100 years ago: Thugs attack striking miners in West Virginia
On May 10, 1912, the Paint Creek strike, in the Kanawha coal field in West Virginia escalated, with hundreds of thugs hired by mining bosses attacking striking workers. The thugs, who worked for the Baldwin-Felts Detective Agency, notorious for its strikebreaking activities, were armed with rifles, shotguns and machineguns.
Striking workers who were evicted from their company homes, and forced to flee the armed thugs, lived in tents next to public highways.
The strike, which began on April 18, was precipitated by the refusal of the operators of the Paint Creek mine to sign a contract with the United Mine Workers of America (UMWA), the miners’ union, following the expiration of the previous contact at the beginning of April.
The UMWA demanded that the full union recognition, respect for the right of workers to assembly and free speech, the abolition of the practice of blacklisting discharged workers, and an end to compulsory trading at company stores. Other demands focused on regulations, including scales to weigh coal, and the right of workers to hire check-weighmen, which would prevent the mining companies paying workers less than they were due. Workers were paid according to the weight of coal they mined.

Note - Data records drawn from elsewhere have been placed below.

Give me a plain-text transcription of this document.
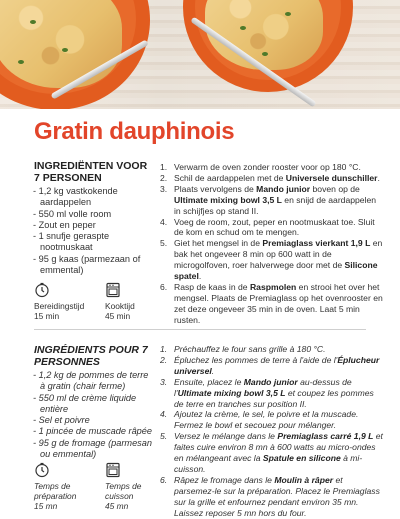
Gratin dauphinois
INGREDIËNTEN VOOR 7 PERSONEN
- 1,2 kg vastkokende aardappelen
- 550 ml volle room
- Zout en peper
- 1 snufje geraspte nootmuskaat
- 95 g kaas (parmezaan of emmental)
Bereidingstijd
15 min
Kooktijd
45 min
1. Verwarm de oven zonder rooster voor op 180 °C.
2. Schil de aardappelen met de Universele dunschiller.
3. Plaats vervolgens de Mando junior boven op de Ultimate mixing bowl 3,5 L en snijd de aardappelen in schijfjes op stand II.
4. Voeg de room, zout, peper en nootmuskaat toe. Sluit de kom en schud om te mengen.
5. Giet het mengsel in de Premiaglass vierkant 1,9 L en bak het ongeveer 8 min op 600 watt in de microgolfoven, roer halverwege door met de Silicone spatel.
6. Rasp de kaas in de Raspmolen en strooi het over het mengsel. Plaats de Premiaglass op het ovenrooster en zet deze ongeveer 35 min in de oven. Laat 5 min rusten.
INGRÉDIENTS POUR 7 PERSONNES
- 1,2 kg de pommes de terre à gratin (chair ferme)
- 550 ml de crème liquide entière
- Sel et poivre
- 1 pincée de muscade râpée
- 95 g de fromage (parmesan ou emmental)
Temps de préparation
15 mn
Temps de cuisson
45 mn
1. Préchauffez le four sans grille à 180 °C.
2. Épluchez les pommes de terre à l'aide de l'Éplucheur universel.
3. Ensuite, placez le Mando junior au-dessus de l'Ultimate mixing bowl 3,5 L et coupez les pommes de terre en tranches sur position II.
4. Ajoutez la crème, le sel, le poivre et la muscade. Fermez le bowl et secouez pour mélanger.
5. Versez le mélange dans le Premiaglass carré 1,9 L et faites cuire environ 8 mn à 600 watts au micro-ondes en mélangeant avec la Spatule en silicone à mi-cuisson.
6. Râpez le fromage dans le Moulin à râper et parsemez-le sur la préparation. Placez le Premiaglass sur la grille et enfournez pendant environ 35 mn. Laissez reposer 5 mn hors du four.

The Paint Creek strike, which lasted over a year, was an expression of a broader radicalization among mine workers and the working class as a whole. In an article on May 11, “Idle miners troublesome in the Anthracite regions,” the Wall Street Journal complained, “Representatives of the Industrial Workers of the World ... are in the field attempting to stir up the miners.” The Journal wrote that the IWW was attempting to “complicate matters and to prevent an immediate settlement of the difficulties between the men and the operators,” and expressed concern over rumors that the activities of the IWW would lead to a split within the UMWA against the union’s conservative leadership.